While the various non-relational databases differ in their acceptance of the CAP theorem, most of the new non-relational databases sacrifice some level of consistency for partition tolerance.  Put another way, they emphasize scalability ahead of RDBMS-style "ACID" transactions.

A Taxonomy of NoSQL

The term "NoSQL" was coined as a convenient way to assemble the community of developers working on non-RDBMS databases. As an adjective, however, it leaves much to be desired: it defines what these databases are not, rather than what they are, and explicitly excludes SQL language support rather than more pertinent features such as transactional integrity.

Various classification systems for NoSQL have been proposed. The most common categorizes NoSQL in terms of their underlying data model, which goes something like this:

  • Key-Value stores offer fast key lookups to a data value whose structure is undefined. The "value" may have a rich structure, but the data store itself does not define that structure.
  • Table-oriented data stores are like key-value stores, but define the value as a set of columns. The columns may be static and similar to RDBMS table columns, or could contain table families as in BigTable.
  • Document-oriented data stores include a complex, self-defining document as their "value." This could be an XML document, although most document databases use JavaScript Object Notation (JSON).

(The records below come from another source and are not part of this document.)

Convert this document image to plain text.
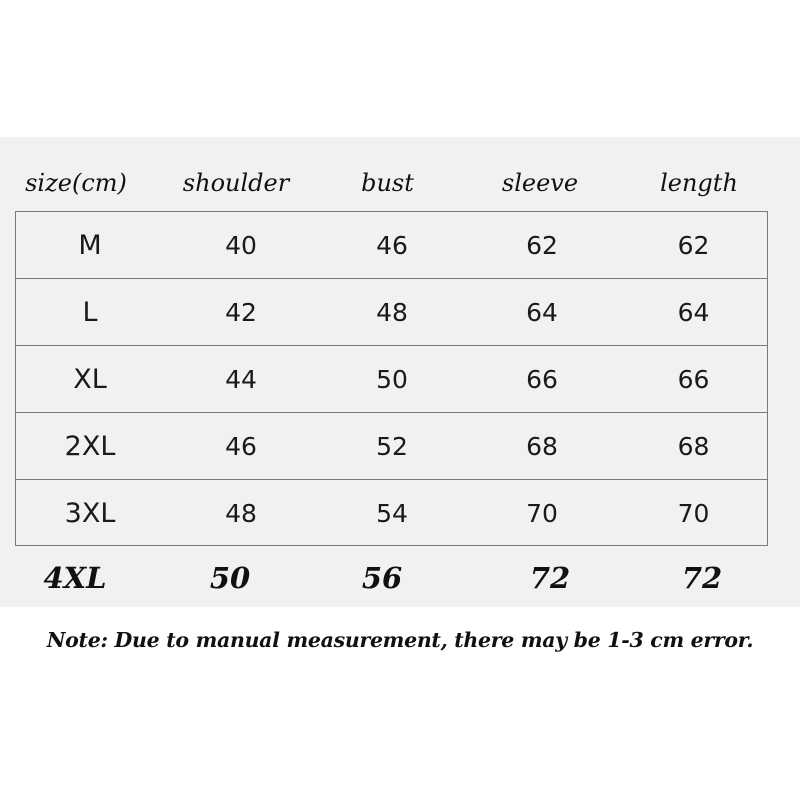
size(cm)	shoulder	bust	sleeve	length
M	40	46	62	62
L	42	48	64	64
XL	44	50	66	66
2XL	46	52	68	68
3XL	48	54	70	70
4XL	50	56	72	72
Note: Due to manual measurement, there may be 1-3 cm error.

Other categorizations independent of the data model include consistency and distribution models.

Revolution or Evolution?

Some proponents of NoSQL claim the era of the RDBMS is coming to an end. That seems unlikely since the RDBMS provides a strong and proven solution for a wide range of application types, while the compromises of NoSQL databases only make sense for a small segment.  I think it's safe to say that RDBMS will be the dominant model for the foreseeable future.

On the other hand, it seems clear that the era of the RDBMS as the only database architecture is closing.  Elastic "NoSQL" databases - together with other technologies such as Hadoop and in-memory transactional data stores - seem to be a better fit for certain well-defined application types. 

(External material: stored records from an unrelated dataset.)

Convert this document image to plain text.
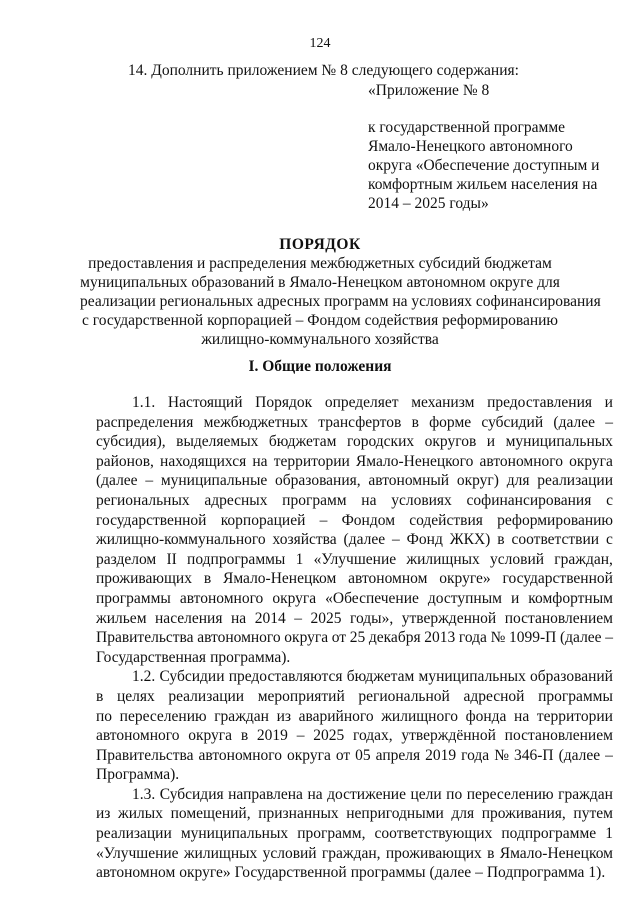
124
14. Дополнить приложением № 8 следующего содержания:
«Приложение № 8
к государственной программе
Ямало-Ненецкого автономного
округа «Обеспечение доступным и
комфортным жильем населения на
2014 – 2025 годы»
ПОРЯДОК
предоставления и распределения межбюджетных субсидий бюджетам
муниципальных образований в Ямало-Ненецком автономном округе для
реализации региональных адресных программ на условиях софинансирования
с государственной корпорацией – Фондом содействия реформированию
жилищно-коммунального хозяйства
I. Общие положения
1.1. Настоящий Порядок определяет механизм предоставления и
распределения межбюджетных трансфертов в форме субсидий (далее –
субсидия), выделяемых бюджетам городских округов и муниципальных
районов, находящихся на территории Ямало-Ненецкого автономного округа
(далее – муниципальные образования, автономный округ) для реализации
региональных адресных программ на условиях софинансирования с
государственной корпорацией – Фондом содействия реформированию
жилищно-коммунального хозяйства (далее – Фонд ЖКХ) в соответствии с
разделом II подпрограммы 1 «Улучшение жилищных условий граждан,
проживающих в Ямало-Ненецком автономном округе» государственной
программы автономного округа «Обеспечение доступным и комфортным
жильем населения на 2014 – 2025 годы», утвержденной постановлением
Правительства автономного округа от 25 декабря 2013 года № 1099-П (далее –
Государственная программа).
1.2. Субсидии предоставляются бюджетам муниципальных образований
в целях реализации мероприятий региональной адресной программы
по переселению граждан из аварийного жилищного фонда на территории
автономного округа в 2019 – 2025 годах, утверждённой постановлением
Правительства автономного округа от 05 апреля 2019 года № 346-П (далее –
Программа).
1.3. Субсидия направлена на достижение цели по переселению граждан
из жилых помещений, признанных непригодными для проживания, путем
реализации муниципальных программ, соответствующих подпрограмме 1
«Улучшение жилищных условий граждан, проживающих в Ямало-Ненецком
автономном округе» Государственной программы (далее – Подпрограмма 1).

It's worth considering, however, that a similar movement against RDBMS occurred in the mid-1990s, failing largely because the development community forgot that data has value to the business that is independent of its role in the application that captures it. 

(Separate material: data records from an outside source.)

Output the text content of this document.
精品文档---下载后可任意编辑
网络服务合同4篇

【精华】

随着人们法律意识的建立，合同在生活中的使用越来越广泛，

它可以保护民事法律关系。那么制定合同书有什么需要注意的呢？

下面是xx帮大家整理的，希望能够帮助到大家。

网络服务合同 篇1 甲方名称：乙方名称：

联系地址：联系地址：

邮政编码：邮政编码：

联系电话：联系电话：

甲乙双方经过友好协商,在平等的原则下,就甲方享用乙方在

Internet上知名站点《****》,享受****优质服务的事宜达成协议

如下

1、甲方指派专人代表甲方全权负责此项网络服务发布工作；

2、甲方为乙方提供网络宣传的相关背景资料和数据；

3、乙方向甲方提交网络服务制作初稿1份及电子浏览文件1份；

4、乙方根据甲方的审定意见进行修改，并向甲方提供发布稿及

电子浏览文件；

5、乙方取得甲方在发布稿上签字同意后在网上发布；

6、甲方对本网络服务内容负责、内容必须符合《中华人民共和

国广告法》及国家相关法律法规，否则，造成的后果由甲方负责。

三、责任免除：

Following the success of the object-oriented programming revolution in the early 1990s, many in the development community considered that the mismatch between the relational data model and the object oriented programming model was unacceptable.  They said data should be persisted within a database capable of representing the object structure of the application.  A number of object-oriented database systems (OODBMS) were developed, and intense mindshare battles between the OODBMS and the RDBMS communities were waged.

Within a few years, the OODBMS wave crested, probably for the same reason that the RDBMS gained such rapid business acceptance in the first place: the RDBMS, while never the fastest transaction model, allowed non-programmers to retrieve data through the easily understood table/column structure and relatively easy-to-learn SQL.  In the pre-relational era, requests for data from the hierarchical databases of the day had to be satisfied by specialist programmers, placing a big burden on the data processing department and causing long delays for decision-makers.  For the first time, the RDBMS allowed the business to get easy access to its data.

The ease of data retrieval from the relational database allowed the data processing department to become the information technology department, and enabled the era of business intelligence. As much as anything else, this enabled the RDBMS to rapidly become the dominant paradigm.

The lesson of history is clear: elastic "NoSQL" databases must do more than simply allow applications to store and process data quickly. They must also provide the decision support and business intelligence capabilities - consistently delivered by RDBMS - that have become mandatory in the modern enterprise. Until they do, it's not likely they will receive the full blessing of the enterprise CIO.